DNA methylation in osteoarthritic chondrocytes: a new molecular target.

OBJECTIVE: To review the current knowledge of the mechanism of DNA methylation, its association with transcriptional silencing, possible mechanisms of hyper- and hypomethylation and how epigenetic changes may relate to the pathogenesis of osteoarthritis (OA).
METHODS: Journal literature was searched using Pubmed. Since there are very few publications directly on epigenetic phenomena in OA, the search was extended to give an overview of epigenetic mechanisms as they relate to the molecular mechanisms of the disease.

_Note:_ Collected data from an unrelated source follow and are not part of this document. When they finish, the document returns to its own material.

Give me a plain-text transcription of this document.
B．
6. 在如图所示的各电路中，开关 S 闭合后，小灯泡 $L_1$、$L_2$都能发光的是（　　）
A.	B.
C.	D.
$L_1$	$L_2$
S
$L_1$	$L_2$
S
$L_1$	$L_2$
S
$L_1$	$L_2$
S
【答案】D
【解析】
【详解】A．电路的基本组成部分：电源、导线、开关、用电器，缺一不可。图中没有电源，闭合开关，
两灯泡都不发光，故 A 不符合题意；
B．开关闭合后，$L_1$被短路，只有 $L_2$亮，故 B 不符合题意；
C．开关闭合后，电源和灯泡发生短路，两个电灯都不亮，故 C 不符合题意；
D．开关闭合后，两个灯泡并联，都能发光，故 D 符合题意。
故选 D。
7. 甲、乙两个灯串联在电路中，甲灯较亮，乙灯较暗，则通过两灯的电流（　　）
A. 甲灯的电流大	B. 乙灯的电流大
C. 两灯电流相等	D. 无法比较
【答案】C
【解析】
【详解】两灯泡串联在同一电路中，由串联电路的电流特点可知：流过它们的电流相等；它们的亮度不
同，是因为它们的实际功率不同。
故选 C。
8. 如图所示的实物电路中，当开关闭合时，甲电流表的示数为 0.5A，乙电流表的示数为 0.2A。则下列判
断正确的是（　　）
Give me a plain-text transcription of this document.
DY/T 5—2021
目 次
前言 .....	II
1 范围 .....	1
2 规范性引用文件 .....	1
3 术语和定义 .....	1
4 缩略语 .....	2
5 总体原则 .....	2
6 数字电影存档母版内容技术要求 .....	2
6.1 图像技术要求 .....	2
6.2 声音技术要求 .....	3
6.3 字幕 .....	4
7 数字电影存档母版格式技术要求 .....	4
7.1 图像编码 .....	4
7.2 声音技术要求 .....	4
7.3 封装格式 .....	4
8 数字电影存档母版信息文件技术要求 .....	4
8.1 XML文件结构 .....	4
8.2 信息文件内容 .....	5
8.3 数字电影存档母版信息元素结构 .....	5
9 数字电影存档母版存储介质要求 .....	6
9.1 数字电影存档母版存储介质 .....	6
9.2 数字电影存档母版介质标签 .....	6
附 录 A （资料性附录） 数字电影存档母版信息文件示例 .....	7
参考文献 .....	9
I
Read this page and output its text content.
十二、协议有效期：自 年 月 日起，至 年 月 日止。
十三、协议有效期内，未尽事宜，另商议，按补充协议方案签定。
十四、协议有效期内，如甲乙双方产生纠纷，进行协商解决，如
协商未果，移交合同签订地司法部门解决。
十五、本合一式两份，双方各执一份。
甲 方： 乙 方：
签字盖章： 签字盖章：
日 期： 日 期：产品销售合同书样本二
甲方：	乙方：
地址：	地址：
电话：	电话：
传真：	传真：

RESULTS: While the epigenetics of cancer cells have been intensively investigated, little attention has so far been paid as to whether epigenetic changes contribute to the pathology of non-neoplastic diseases such as OA. This review explains the mechanisms of DNA methylation, its role in transcriptional regulation, and possible demethylation mechanisms that may be applicable to OA. Preliminary evidence suggests that changes in DNA methylation, together with cytokines, growth factors and changes in matrix composition, are likely to be important in determining the complex gene expression patterns that are observed in osteoarthritic chondrocytes.
CONCLUSION: Early evidence points to a role of epigenetics in the pathogenesis of OA. Since epigenetic changes, although heritable at the cellular level, are potentially reversible, epigenetics could be a new molecular target for therapeutic intervention, especially early in the disease.